Gasoline Rainbow Film Review Reviewed by Trish Connelly

Premiering in the states at SXSW Film Festival earlier this spring, Gasoline Rainbow is a near documentary-style coming of age film, starring five recent graduates from small town Oregon venturing off on a road trip to the Pacific coast together as one final hurrah before deciding what to do with their respective futures. Directed by brothers Bill and Turner Ross, the cast is comprised of first time actors utilizing their real names and near unscripted dialogue as they embark on a journey to learn more about others as well as themselves.

 

 

Close up camerawork shots as well as scenes depicted on phones offer an intimate look at our Gen-Z’ers and raw footage of their adolescent adventure. Lingering views of the coastal beauty or conversations between the film’s protagonists and new friends adds to living in the moment as well as the groundedness, yet superficiality, of conversations between characters. Gasoline Rainbow is chock full of songs from generation’s past (Guns ‘n’ Roses, The Beatles), painting a soundtrack to their summer while riding in their janky van (before it inevitably breaks down in the middle of nowhere). The teens are hopeful, curious, yet ambivalent about thinking much past the here and now. Tony’s undecided whether or not to sign up for the military once they return home, whereas others like Micah wrestle with the responsibilities he’s had to carry on his shoulders in light of his absent parents. “The difference between grown ups and children is that grown ups aren’t supervised”, says one character they meet along the way, portraying both the freedom and the obligations that our 17 year olds will soon be facing. 

 

In a similar vein as Linklater’s Slackers or Larry Clark’s Kids, Gasoline Rainbow feels relatively authentic yet manages to sidle away from many of the explicit experiences that makes some coming of age films feel obvious or bleak. The teens are less interested in ways to lose their virginity and are more concerned with seeking out unexplored terrain. They maintain an innocent curiosity towards strangers and new individuals they encounter, with a mindset of living while you’re alive and sleeping when you’re dead.
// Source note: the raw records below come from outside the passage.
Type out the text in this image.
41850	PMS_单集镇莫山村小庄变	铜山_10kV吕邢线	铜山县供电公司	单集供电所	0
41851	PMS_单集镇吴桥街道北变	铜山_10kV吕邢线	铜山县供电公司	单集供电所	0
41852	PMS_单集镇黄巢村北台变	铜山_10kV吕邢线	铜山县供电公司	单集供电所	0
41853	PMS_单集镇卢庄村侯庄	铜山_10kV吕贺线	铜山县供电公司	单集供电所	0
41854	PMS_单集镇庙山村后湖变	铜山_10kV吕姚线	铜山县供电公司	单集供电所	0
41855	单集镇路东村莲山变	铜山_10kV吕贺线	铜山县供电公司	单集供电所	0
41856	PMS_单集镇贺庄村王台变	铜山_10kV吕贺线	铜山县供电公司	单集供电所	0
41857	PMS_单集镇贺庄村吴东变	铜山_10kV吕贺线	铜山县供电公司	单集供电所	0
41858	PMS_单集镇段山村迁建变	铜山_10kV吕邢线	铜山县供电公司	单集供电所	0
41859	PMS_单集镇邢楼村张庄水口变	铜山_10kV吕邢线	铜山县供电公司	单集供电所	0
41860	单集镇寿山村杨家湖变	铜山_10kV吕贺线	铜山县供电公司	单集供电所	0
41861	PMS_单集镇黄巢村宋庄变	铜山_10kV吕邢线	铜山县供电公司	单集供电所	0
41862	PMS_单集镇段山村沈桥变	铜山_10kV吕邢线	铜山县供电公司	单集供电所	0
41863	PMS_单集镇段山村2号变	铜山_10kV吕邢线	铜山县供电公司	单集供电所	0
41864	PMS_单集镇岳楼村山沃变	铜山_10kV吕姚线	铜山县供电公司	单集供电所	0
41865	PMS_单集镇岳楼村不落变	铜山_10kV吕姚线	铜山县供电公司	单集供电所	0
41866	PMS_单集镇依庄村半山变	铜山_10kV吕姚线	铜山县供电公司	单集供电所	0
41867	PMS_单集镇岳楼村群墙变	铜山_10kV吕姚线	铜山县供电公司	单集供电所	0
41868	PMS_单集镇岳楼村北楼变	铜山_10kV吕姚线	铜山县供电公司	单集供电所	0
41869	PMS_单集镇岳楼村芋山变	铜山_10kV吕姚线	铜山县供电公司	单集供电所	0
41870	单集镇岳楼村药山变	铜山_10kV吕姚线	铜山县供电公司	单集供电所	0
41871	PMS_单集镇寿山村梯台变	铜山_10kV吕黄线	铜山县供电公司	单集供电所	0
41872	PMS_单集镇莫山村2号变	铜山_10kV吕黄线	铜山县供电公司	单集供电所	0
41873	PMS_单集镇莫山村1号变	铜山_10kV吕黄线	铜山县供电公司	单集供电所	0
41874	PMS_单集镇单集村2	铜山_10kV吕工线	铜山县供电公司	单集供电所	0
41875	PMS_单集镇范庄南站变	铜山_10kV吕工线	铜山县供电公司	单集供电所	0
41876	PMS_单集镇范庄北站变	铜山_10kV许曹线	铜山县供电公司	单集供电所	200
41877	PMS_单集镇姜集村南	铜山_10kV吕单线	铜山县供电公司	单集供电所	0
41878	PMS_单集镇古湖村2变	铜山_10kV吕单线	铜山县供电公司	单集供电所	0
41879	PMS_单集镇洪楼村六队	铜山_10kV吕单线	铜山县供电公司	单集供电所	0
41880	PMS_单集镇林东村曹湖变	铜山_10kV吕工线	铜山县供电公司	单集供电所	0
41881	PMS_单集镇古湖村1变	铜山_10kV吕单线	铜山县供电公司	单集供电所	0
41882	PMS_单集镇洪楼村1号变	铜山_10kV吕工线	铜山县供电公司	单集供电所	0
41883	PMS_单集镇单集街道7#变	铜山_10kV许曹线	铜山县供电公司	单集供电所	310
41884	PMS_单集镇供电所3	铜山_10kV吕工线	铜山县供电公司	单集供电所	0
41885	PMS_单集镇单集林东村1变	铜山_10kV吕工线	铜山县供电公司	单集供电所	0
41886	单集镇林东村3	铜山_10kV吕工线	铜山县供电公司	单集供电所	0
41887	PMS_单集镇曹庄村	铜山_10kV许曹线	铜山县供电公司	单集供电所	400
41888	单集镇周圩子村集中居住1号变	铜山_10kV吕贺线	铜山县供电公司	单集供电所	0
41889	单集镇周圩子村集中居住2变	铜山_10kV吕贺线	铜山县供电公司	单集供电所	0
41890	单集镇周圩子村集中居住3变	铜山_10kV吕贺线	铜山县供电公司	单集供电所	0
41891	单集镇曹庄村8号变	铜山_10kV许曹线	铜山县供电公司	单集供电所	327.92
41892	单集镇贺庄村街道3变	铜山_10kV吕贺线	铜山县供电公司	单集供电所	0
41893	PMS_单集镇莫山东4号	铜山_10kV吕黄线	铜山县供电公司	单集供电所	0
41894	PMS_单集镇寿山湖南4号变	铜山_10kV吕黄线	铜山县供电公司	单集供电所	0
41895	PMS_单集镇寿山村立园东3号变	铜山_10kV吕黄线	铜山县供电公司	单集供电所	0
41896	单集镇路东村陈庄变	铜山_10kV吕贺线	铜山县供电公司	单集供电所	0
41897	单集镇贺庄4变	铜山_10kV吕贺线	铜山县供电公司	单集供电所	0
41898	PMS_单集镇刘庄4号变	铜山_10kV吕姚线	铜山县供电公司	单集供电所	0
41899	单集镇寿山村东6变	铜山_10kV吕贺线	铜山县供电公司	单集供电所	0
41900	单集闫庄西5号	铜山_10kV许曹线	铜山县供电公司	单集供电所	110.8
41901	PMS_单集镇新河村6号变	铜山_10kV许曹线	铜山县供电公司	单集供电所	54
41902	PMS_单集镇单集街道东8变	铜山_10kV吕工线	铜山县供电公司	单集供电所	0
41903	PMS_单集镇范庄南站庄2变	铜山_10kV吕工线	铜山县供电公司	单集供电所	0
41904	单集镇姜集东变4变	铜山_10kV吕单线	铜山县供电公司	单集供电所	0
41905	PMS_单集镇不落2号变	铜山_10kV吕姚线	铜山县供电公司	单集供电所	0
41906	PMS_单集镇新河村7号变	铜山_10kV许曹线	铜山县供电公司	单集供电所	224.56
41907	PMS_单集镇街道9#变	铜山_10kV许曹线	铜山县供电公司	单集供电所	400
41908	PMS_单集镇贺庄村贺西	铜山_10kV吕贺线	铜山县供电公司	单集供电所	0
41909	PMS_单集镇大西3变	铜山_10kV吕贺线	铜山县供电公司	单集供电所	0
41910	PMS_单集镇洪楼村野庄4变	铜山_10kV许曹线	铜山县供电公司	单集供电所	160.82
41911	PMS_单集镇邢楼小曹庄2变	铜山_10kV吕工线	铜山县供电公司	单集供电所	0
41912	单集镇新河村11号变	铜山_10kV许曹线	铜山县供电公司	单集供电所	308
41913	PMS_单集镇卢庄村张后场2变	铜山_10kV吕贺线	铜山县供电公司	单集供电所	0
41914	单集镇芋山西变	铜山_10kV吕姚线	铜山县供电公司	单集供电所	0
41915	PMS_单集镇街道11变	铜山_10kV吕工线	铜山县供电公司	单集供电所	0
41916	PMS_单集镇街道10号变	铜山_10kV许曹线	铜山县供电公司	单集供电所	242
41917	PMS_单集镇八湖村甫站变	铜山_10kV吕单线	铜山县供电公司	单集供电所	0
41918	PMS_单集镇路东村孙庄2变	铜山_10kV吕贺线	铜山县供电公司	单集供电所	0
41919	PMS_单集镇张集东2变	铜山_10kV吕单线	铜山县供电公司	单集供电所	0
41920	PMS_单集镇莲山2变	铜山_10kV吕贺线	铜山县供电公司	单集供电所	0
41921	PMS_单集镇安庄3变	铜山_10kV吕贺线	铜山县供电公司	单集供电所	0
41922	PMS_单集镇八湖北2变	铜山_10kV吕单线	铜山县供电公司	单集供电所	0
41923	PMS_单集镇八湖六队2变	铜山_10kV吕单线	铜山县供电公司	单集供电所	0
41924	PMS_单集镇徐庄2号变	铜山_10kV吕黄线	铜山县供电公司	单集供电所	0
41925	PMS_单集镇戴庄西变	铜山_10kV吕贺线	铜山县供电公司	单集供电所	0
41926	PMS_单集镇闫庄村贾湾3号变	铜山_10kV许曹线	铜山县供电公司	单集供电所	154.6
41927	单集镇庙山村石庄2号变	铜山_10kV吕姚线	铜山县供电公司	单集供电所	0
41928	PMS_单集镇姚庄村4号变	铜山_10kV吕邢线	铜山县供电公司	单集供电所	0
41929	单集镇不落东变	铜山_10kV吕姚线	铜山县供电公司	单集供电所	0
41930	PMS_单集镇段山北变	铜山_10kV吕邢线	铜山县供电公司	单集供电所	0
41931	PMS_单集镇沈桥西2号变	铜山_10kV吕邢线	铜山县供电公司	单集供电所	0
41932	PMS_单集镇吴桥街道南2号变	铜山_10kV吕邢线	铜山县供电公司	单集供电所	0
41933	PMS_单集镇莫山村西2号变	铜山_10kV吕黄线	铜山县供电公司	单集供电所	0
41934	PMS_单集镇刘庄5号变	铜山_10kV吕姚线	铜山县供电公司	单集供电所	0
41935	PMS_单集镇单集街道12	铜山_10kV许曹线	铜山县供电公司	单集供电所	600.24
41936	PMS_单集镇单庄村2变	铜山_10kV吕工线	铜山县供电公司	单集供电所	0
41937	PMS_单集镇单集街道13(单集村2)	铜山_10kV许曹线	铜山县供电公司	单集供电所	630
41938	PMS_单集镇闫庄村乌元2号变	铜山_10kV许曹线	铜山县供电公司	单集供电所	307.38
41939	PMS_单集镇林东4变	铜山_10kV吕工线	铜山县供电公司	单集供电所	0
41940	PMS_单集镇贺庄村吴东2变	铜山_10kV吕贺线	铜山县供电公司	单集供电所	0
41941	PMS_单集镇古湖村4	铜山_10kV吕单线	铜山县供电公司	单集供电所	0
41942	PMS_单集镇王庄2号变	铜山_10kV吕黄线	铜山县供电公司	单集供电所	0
Both the directors and actors embrace an optimism to their widening world lest they take anything for granted in their limited time away from home. 

 

Reminiscent of the finite period between finishing high school and leaving home, the Ross brothers successfully capture that time in space quite accurately and poignantly. Though with its near two hour run time, the viewing experience became more of a glaze over and at times arguably too long to get too engrossed in the story. Perhaps the desire of authenticity would have been better fit as a short, Gasoline Rainbow still maintains a solid degree of merit in its raw lens to the youth and their dreams, hopes and ultimately promising view of the future.